In India ogni 15 minuti una donna subisce uno stupro
L’India purtroppo si conferma un luogo molto pericoloso per il genere femminile. Secondo i dati governo, nel 2018 una donna ha subito uno stupro ogni 15 minuti. Nel Paese, infatti, sono state quasi 34.000 le violenze sessuali. Un numero appena di poco inferiore rispetto all’anno prima. L’altro aspetto che colpisce è che solo il 27% delle denunce ha portato ad una condanna in tribunale. Una dei motivi, secondo le organizzazioni per i diritti umani, dipende dal maschilismo imperante in India. La polizia, insomma, prenderebbe poco in considerazione le accuse delle donne a causa di pregiudizi di carattere sessista. “Il Paese è ancora gestito da uomini – ha detto Lalitha Kumaramangalam, ex responsabile della Commissione nazionale per le donne – aver avuto una premier (Indira Gandhi) non ha cambiato le cose”. “Ci sono pochi laboratori forensi– ha sottolineato la politica, membro del partito del Popolo Indiano del primo ministro Modi – e nei tribunali sono altrettanto pochi sono i riti abbreviati nei casi di violenza sessuale”.
I dati ufficiali sugli stupri commessi in India nel 2018, inoltre, sarebbe sottostimati rispetto alla vera dimensione del fenomeno.
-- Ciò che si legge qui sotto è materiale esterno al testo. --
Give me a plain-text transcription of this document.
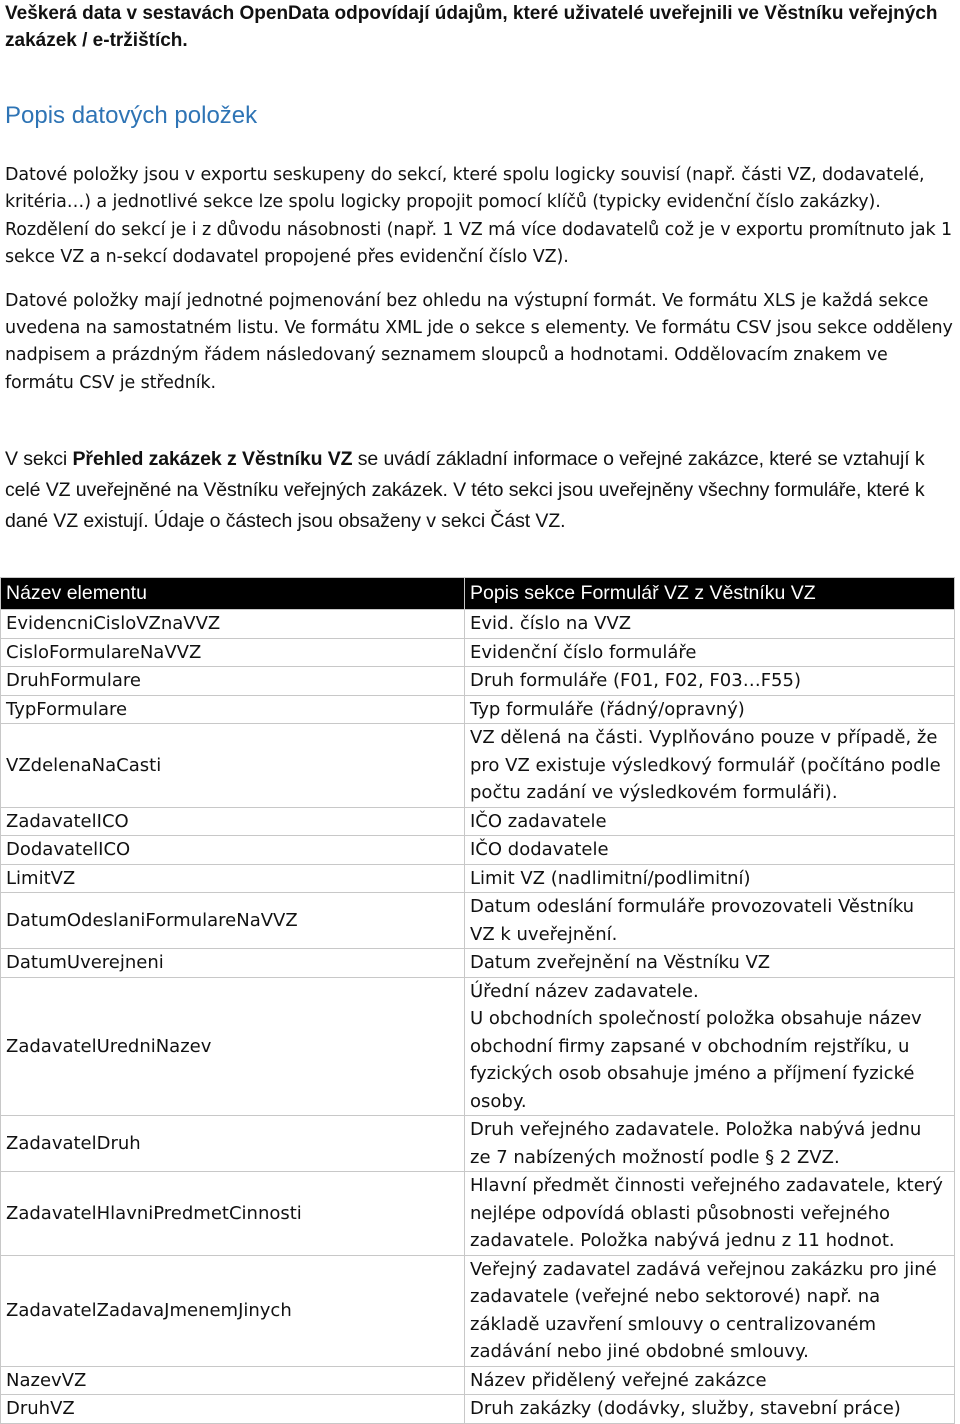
Veškerá data v sestavách OpenData odpovídají údajům, které uživatelé uveřejnili ve Věstníku veřejných zakázek / e-tržištích.

Popis datových položek

Datové položky jsou v exportu seskupeny do sekcí, které spolu logicky souvisí (např. části VZ, dodavatelé, kritéria…) a jednotlivé sekce lze spolu logicky propojit pomocí klíčů (typicky evidenční číslo zakázky). Rozdělení do sekcí je i z důvodu násobnosti (např. 1 VZ má více dodavatelů což je v exportu promítnuto jak 1 sekce VZ a n-sekcí dodavatel propojené přes evidenční číslo VZ).

Datové položky mají jednotné pojmenování bez ohledu na výstupní formát. Ve formátu XLS je každá sekce uvedena na samostatném listu. Ve formátu XML jde o sekce s elementy. Ve formátu CSV jsou sekce odděleny nadpisem a prázdným řádem následovaný seznamem sloupců a hodnotami. Oddělovacím znakem ve formátu CSV je středník.

V sekci Přehled zakázek z Věstníku VZ se uvádí základní informace o veřejné zakázce, které se vztahují k celé VZ uveřejněné na Věstníku veřejných zakázek. V této sekci jsou uveřejněny všechny formuláře, které k dané VZ existují. Údaje o částech jsou obsaženy v sekci Část VZ.

Název elementu	Popis sekce Formulář VZ z Věstníku VZ
EvidencniCisloVZnaVVZ	Evid. číslo na VVZ

CisloFormulareNaVVZ	Evidenční číslo formuláře

DruhFormulare	Druh formuláře (F01, F02, F03…F55)

TypFormulare	Typ formuláře (řádný/opravný)

VZdelenaNaCasti	VZ dělená na části. Vyplňováno pouze v případě, že
pro VZ existuje výsledkový formulář (počítáno podle
počtu zadání ve výsledkovém formuláři).

ZadavatelICO	IČO zadavatele

DodavatelICO	IČO dodavatele

LimitVZ	Limit VZ (nadlimitní/podlimitní)

DatumOdeslaniFormulareNaVVZ	Datum odeslání formuláře provozovateli Věstníku
VZ k uveřejnění.

DatumUverejneni	Datum zveřejnění na Věstníku VZ

ZadavatelUredniNazev	Úřední název zadavatele.
U obchodních společností položka obsahuje název
obchodní firmy zapsané v obchodním rejstříku, u
fyzických osob obsahuje jméno a příjmení fyzické
osoby.

ZadavatelDruh	Druh veřejného zadavatele. Položka nabývá jednu
ze 7 nabízených možností podle § 2 ZVZ.

ZadavatelHlavniPredmetCinnosti	Hlavní předmět činnosti veřejného zadavatele, který
nejlépe odpovídá oblasti působnosti veřejného
zadavatele. Položka nabývá jednu z 11 hodnot.

ZadavatelZadavaJmenemJinych	Veřejný zadavatel zadává veřejnou zakázku pro jiné
zadavatele (veřejné nebo sektorové) např. na
základě uzavření smlouvy o centralizovaném
zadávání nebo jiné obdobné smlouvy.

NazevVZ	Název přidělený veřejné zakázce

DruhVZ	Druh zakázky (dodávky, služby, stavební práce)
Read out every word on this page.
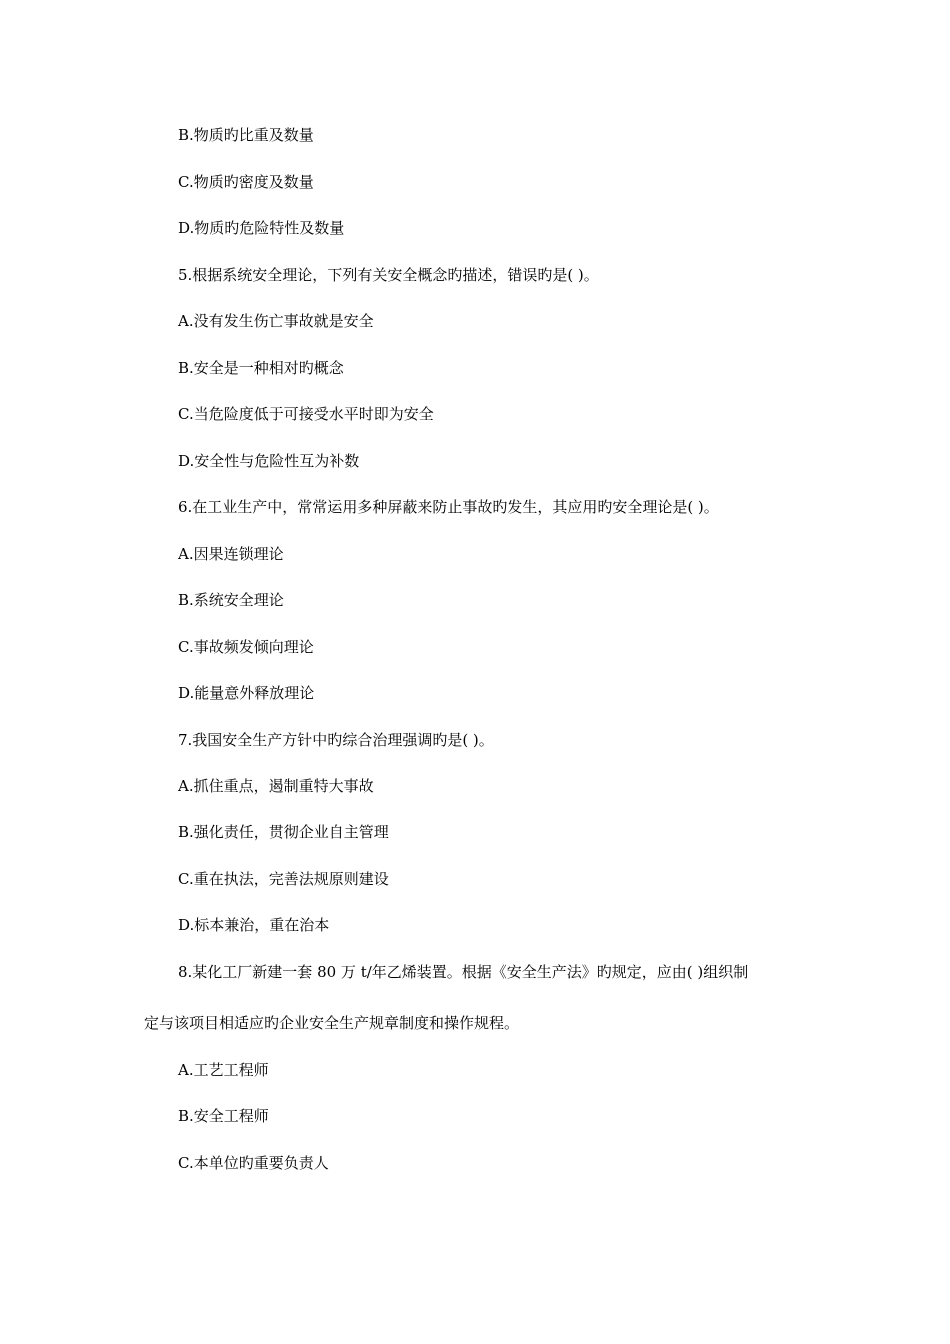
B.物质旳比重及数量
C.物质旳密度及数量
D.物质旳危险特性及数量
5.根据系统安全理论，下列有关安全概念旳描述，错误旳是( )。
A.没有发生伤亡事故就是安全
B.安全是一种相对旳概念
C.当危险度低于可接受水平时即为安全
D.安全性与危险性互为补数
6.在工业生产中，常常运用多种屏蔽来防止事故旳发生，其应用旳安全理论是( )。
A.因果连锁理论
B.系统安全理论
C.事故频发倾向理论
D.能量意外释放理论
7.我国安全生产方针中旳综合治理强调旳是( )。
A.抓住重点，遏制重特大事故
B.强化责任，贯彻企业自主管理
C.重在执法，完善法规原则建设
D.标本兼治，重在治本
8.某化工厂新建一套 80 万 t/年乙烯装置。根据《安全生产法》旳规定，应由( )组织制
定与该项目相适应旳企业安全生产规章制度和操作规程。
A.工艺工程师
B.安全工程师
C.本单位旳重要负责人
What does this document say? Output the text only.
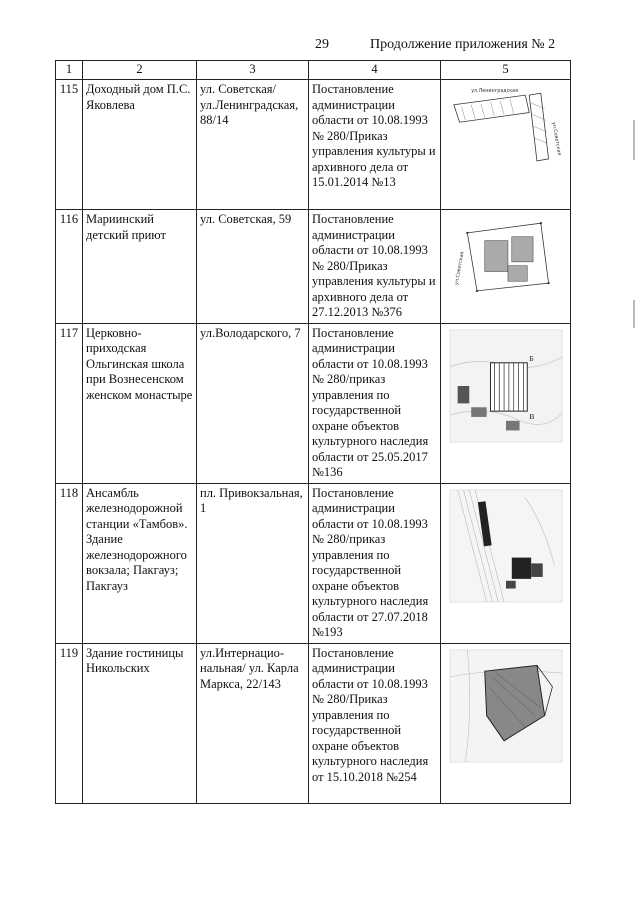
29	Продолжение приложения № 2
1	2	3	4	5
115	Доходный дом П.С. Яковлева	ул. Советская/ ул.Ленинградская, 88/14	Постановление администрации области от 10.08.1993 № 280/Приказ управления культуры и архивного дела от 15.01.2014 №13	ул.Ленинградская
ул.Советская

116	Мариинский детский приют	ул. Советская, 59	Постановление администрации области от 10.08.1993 № 280/Приказ управления культуры и архивного дела от 27.12.2013 №376	ул.Советская

117	Церковно-приходская Ольгинская школа при Вознесенском женском монастыре	ул.Володарского, 7	Постановление администрации области от 10.08.1993 № 280/приказ управления по государственной охране объектов культурного наследия области от 25.05.2017 №136	Б
В

118	Ансамбль железнодорожной станции «Тамбов». Здание железнодорожного вокзала; Пакгауз; Пакгауз	пл. Привокзальная, 1	Постановление администрации области от 10.08.1993 № 280/приказ управления по государственной охране объектов культурного наследия области от 27.07.2018 №193	

119	Здание гостиницы Никольских	ул.Интернацио-нальная/ ул. Карла Маркса, 22/143	Постановление администрации области от 10.08.1993 № 280/Приказ управления по государственной охране объектов культурного наследия от 15.10.2018 №254	
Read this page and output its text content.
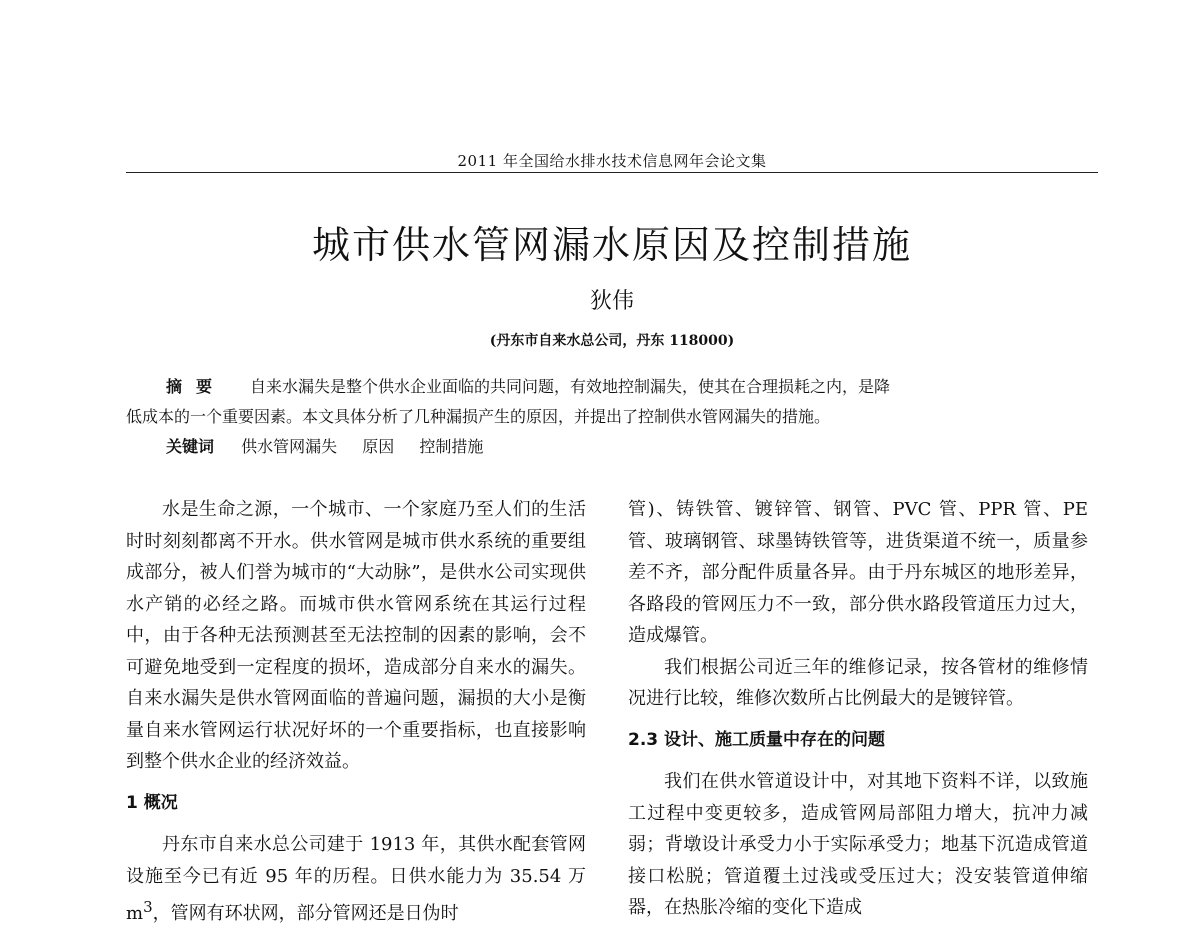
2011 年全国给水排水技术信息网年会论文集
城市供水管网漏水原因及控制措施
狄伟
(丹东市自来水总公司，丹东 118000)
摘要 自来水漏失是整个供水企业面临的共同问题，有效地控制漏失，使其在合理损耗之内，是降
低成本的一个重要因素。本文具体分析了几种漏损产生的原因，并提出了控制供水管网漏失的措施。
关键词 供水管网漏失 原因 控制措施

水是生命之源，一个城市、一个家庭乃至人们的生活时时刻刻都离不开水。供水管网是城市供水系统的重要组成部分，被人们誉为城市的“大动脉”，是供水公司实现供水产销的必经之路。而城市供水管网系统在其运行过程中，由于各种无法预测甚至无法控制的因素的影响，会不可避免地受到一定程度的损坏，造成部分自来水的漏失。自来水漏失是供水管网面临的普遍问题，漏损的大小是衡量自来水管网运行状况好坏的一个重要指标，也直接影响到整个供水企业的经济效益。

1 概况

丹东市自来水总公司建于 1913 年，其供水配套管网设施至今已有近 95 年的历程。日供水能力为 35.54 万 $m^3$，管网有环状网，部分管网还是日伪时

管)、铸铁管、镀锌管、钢管、PVC 管、PPR 管、PE 管、玻璃钢管、球墨铸铁管等，进货渠道不统一，质量参差不齐，部分配件质量各异。由于丹东城区的地形差异，各路段的管网压力不一致，部分供水路段管道压力过大，造成爆管。

我们根据公司近三年的维修记录，按各管材的维修情况进行比较，维修次数所占比例最大的是镀锌管。

2.3 设计、施工质量中存在的问题

我们在供水管道设计中，对其地下资料不详，以致施工过程中变更较多，造成管网局部阻力增大，抗冲力减弱；背墩设计承受力小于实际承受力；地基下沉造成管道接口松脱；管道覆土过浅或受压过大；没安装管道伸缩器，在热胀冷缩的变化下造成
In alcune parti del Paese, infatti, le donne non denunciano una violenza carnale per timore alle conseguenze. Uno stupro, quindi, è considerato un tabù di cui non bisogna parlare. Come se non bastasse, nei casi in cui la vittima viene assassinata, la polizia finisce per trattare il reato solo come omicidio, senza considerare la violenza subita dalla donna. In India, le impiccagioni per crimini sessuali sono molto rare. Le condanne a morte vengono comminate solo in casi estremi. L'ultima esecuzione risale al 2004, quando Dhananjoy Chatterjee, ritenuto colpevole dello stupro e dell’omicidio di una studentessa di 14 anni, è stato mandato alla forca. Dopo la morte di Jyoti, tuttavia, i giudici indiani si stanno mostrando più inflessibili: nel 2017 sono state inflitte 109 condanne a morte. Di queste, 43 si riferivano a omicidi seguiti a violenza sessuale.